TDF sample Link to heading

var buffer = new byte[__bufferSize];
var reader = new TransformBlock<int, byte[]>(async _ =>
{
    var bytesRead = await Task<int>.Factory.FromAsync(
        fileStream.BeginRead, fileStream.EndRead,
        buffer, 0, __bufferSize, null);
    if (bytesRead == 0)
    {
        reader.Complete();
        return null;
    }
    return buffer;
});
var processor = new ActionBlock<byte[]>(data =>
{
    BufferProcessor(data);
    reader.Post(0);
});
reader.LinkTo(processor,
    new DataflowLinkOptions { PropagateCompletion = true },
    data => data != null);
reader.LinkTo(DataflowBlock.NullTarget<byte[]>());
reader.Post(0);
processor.Completion.Wait();

A TransformBlock acts as the producer — it reads from the FileStream and outputs the buffer.
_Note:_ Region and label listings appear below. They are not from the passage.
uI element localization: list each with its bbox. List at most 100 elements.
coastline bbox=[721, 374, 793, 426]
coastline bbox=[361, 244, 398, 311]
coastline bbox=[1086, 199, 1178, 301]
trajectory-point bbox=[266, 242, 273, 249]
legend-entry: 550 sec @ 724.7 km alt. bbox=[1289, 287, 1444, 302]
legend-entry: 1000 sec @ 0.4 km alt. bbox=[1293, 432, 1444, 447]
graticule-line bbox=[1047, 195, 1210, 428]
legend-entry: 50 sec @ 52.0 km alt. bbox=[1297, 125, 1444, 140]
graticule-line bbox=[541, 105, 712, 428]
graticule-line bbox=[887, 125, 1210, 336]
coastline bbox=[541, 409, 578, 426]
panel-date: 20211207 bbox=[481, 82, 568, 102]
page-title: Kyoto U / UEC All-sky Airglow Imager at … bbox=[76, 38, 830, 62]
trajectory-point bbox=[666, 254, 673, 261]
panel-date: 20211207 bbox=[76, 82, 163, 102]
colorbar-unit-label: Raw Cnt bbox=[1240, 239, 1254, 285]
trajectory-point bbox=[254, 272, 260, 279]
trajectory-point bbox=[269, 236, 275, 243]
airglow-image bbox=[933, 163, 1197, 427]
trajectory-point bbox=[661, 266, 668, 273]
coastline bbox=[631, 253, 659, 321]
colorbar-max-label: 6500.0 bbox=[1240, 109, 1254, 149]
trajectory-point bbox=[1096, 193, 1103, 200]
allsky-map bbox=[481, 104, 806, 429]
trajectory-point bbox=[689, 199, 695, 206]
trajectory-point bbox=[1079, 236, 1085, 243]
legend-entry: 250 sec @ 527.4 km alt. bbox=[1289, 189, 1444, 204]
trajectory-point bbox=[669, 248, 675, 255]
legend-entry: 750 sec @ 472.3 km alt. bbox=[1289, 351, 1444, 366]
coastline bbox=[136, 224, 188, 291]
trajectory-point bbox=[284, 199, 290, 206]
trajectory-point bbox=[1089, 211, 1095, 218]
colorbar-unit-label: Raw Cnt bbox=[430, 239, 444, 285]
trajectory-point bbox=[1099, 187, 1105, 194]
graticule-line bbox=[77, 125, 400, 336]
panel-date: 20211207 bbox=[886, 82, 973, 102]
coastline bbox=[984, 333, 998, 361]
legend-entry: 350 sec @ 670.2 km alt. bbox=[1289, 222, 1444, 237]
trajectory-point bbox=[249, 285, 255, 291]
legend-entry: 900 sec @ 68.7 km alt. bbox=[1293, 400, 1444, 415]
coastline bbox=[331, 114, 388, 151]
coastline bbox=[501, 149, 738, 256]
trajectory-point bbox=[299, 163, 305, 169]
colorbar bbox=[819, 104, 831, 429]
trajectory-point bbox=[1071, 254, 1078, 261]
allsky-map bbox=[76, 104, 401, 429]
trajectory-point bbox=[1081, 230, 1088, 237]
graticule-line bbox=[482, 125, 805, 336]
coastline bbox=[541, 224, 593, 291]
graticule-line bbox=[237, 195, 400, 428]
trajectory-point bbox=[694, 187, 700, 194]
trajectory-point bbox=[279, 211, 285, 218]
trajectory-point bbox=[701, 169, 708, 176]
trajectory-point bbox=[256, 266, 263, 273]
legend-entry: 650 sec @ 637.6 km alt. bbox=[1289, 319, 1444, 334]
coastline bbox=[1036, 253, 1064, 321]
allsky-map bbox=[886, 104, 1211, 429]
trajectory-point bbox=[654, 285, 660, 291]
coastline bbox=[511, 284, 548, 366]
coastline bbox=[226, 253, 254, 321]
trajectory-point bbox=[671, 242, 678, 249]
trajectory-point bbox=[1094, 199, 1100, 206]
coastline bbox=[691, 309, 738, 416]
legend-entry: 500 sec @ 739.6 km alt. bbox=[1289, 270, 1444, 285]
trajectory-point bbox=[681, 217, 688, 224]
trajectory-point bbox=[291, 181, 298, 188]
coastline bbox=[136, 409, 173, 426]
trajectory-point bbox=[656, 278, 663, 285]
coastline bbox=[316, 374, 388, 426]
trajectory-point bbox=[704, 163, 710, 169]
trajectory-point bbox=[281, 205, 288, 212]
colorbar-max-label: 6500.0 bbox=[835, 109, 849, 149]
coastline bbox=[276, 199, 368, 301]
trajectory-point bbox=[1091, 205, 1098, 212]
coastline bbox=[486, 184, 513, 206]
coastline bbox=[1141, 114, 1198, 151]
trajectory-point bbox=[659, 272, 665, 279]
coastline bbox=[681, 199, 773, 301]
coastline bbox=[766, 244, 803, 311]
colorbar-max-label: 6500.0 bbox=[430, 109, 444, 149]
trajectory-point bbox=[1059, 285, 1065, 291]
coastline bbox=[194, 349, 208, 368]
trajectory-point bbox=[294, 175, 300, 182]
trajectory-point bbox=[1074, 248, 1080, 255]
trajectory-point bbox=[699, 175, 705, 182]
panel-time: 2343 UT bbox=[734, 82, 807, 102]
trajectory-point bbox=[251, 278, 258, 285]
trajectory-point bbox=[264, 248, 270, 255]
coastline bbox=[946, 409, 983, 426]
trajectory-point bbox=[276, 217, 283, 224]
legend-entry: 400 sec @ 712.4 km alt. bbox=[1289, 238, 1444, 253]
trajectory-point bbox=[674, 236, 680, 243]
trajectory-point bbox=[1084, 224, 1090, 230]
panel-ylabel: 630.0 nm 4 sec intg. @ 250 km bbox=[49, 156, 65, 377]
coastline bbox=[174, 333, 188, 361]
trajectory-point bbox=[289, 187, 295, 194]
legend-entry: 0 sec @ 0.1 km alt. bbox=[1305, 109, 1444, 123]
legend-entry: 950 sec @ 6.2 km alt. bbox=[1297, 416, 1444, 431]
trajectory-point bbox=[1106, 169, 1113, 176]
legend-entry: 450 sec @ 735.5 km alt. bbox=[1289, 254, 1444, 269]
An ActionBlock acts as the consumer — it receives each buffer, calls BufferProcessor, and posts back to the reader to request the next read. When EOF is reached, the reader calls Complete() and outputs null, which the predicate filter routes to NullTarget. Completion propagates from the reader to the processor via PropagateCompletion. The calling thread blocks on processor.Completion.Wait().

Rx sample Link to heading

var buffer = new byte[__bufferSize];
var readAsync = Observable.FromAsyncPattern<byte[], int, int, int>(
    fileStream.BeginRead, fileStream.EndRead);
var sequence = Observable.Defer(() => readAsync(buffer, 0, __bufferSize))
    .Repeat()
    .TakeWhile(bytesRead => bytesRead > 0);
sequence.ForEach(_ => BufferProcessor(buffer));

The observable query is defined and assigned to sequence — nothing executes yet. Observable.Defer lazily invokes the read factory on each subscription, and Repeat re-subscribes after each completion — together they form the read loop. TakeWhile terminates the sequence when bytesRead hits zero. sequence.ForEach subscribes to kick off the stream, blocking the calling thread and calling BufferProcessor for each read.

Conclusion Link to heading

Each successive model reduces the amount of boilerplate required to express the same async operation. APM demands explicit callback wiring, a wait handle, and recursive self-invocation. TPL wraps the callbacks into a non-blocking Task continuation chain with Unwrap, but still requires recursion. TDF separates the concern into a producer/consumer pipeline with built-in completion propagation. Rx goes the furthest by modeling the entire operation as a declarative pipeline — no wait handles, no loops, no recursion, and no self-posting.